Ultrarelativistic Motion: Inertial and Tidal Effects in Fermi Coordinates
C. Chicone, B. Mashhoon

TL;DR
This paper explores the behavior of ultrarelativistic particles and light in Fermi coordinates, revealing inertial and tidal effects that could explain high-energy cosmic rays through black-hole tidal acceleration.
Contribution
It introduces an analysis of ultrarelativistic motion in Fermi coordinates, highlighting effects beyond the critical speed and proposing a mechanism for cosmic ray origins.
Findings
Ultrarelativistic particles exhibit unique inertial and tidal effects in Fermi coordinates.
Black-hole tidal acceleration may serve as a source for high-energy cosmic rays.

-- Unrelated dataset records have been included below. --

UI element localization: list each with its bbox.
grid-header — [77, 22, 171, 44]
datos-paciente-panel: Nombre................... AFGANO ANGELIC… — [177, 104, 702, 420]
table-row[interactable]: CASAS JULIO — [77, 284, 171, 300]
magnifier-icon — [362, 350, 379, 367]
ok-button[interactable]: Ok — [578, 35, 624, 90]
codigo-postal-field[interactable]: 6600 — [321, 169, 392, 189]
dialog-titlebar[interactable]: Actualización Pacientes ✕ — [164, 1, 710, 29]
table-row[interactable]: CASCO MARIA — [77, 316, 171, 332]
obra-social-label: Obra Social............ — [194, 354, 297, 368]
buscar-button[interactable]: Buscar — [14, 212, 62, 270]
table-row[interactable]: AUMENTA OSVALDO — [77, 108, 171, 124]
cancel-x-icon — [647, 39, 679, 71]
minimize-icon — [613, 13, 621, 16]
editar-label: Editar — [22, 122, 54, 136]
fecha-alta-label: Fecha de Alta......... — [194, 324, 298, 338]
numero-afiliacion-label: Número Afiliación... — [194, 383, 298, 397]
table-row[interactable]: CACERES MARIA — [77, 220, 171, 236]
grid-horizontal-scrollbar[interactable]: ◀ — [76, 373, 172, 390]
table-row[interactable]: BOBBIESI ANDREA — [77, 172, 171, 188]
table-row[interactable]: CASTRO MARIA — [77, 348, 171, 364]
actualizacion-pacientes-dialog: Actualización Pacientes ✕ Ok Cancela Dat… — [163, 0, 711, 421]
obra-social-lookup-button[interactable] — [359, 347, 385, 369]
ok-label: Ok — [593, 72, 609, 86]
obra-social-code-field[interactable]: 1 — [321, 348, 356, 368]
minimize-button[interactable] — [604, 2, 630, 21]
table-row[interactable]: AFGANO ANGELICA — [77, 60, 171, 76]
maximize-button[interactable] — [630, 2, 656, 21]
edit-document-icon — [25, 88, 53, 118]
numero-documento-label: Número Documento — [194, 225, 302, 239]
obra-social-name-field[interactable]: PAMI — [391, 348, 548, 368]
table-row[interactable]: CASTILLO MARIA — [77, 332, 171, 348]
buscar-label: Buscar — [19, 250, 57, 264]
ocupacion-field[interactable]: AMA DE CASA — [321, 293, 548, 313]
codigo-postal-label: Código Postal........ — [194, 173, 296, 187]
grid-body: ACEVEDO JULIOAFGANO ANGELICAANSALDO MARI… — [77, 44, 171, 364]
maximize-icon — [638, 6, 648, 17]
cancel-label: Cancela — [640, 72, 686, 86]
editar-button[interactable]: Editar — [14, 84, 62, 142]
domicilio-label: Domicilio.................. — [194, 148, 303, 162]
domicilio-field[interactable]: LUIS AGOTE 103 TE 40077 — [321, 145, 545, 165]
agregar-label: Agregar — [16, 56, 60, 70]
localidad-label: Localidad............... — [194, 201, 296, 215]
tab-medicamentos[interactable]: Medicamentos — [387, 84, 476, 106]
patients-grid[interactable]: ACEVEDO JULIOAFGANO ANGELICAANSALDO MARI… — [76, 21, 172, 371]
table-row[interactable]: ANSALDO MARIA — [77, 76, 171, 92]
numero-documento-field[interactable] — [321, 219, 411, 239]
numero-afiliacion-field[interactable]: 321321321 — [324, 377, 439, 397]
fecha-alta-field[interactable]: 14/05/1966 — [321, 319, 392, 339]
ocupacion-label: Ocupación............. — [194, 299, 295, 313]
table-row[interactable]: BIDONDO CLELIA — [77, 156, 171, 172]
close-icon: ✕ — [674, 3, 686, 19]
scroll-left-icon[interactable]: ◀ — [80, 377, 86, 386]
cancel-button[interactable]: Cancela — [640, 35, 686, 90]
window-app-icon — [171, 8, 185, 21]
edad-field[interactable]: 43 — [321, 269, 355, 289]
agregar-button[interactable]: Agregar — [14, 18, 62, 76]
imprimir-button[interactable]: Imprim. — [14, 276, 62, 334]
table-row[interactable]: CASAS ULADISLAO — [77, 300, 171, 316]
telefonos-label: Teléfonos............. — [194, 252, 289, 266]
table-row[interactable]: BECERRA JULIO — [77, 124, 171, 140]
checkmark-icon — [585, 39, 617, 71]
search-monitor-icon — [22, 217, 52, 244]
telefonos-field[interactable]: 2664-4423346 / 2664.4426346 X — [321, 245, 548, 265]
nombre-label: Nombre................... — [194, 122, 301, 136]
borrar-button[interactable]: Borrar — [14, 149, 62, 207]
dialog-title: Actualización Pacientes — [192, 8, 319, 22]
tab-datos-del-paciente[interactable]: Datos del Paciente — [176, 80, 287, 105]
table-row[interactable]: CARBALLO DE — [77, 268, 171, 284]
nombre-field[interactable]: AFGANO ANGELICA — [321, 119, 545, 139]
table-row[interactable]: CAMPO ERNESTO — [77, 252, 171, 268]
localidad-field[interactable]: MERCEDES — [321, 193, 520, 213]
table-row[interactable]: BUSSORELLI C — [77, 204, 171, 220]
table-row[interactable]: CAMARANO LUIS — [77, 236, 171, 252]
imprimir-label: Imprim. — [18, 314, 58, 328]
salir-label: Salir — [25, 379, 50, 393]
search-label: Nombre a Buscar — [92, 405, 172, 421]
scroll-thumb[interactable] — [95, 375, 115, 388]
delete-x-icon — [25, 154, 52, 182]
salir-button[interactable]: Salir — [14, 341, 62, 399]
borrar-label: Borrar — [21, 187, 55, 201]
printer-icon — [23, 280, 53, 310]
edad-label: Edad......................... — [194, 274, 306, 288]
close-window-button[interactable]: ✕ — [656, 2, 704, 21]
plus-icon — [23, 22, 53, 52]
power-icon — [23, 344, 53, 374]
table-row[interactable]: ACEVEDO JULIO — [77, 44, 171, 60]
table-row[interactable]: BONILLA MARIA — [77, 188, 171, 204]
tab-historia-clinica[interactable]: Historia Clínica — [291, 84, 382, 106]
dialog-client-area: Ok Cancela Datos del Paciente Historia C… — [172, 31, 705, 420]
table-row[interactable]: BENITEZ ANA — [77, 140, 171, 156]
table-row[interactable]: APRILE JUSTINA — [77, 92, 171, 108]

Effects are significant beyond the critical speed c/√2.
Abstract
Fermi coordinates are the natural generalization of inertial Cartesian coordinates to accelerated systems and gravitational fields. We study the motion of ultrarelativistic particles and light rays in Fermi coordinates and investigate inertial and tidal effects beyond the critical speed c/sqrt(2). In particular, we discuss the black-hole tidal acceleration mechanism for ultrarelativistic particles in connection with a possible origin for high-energy cosmic rays.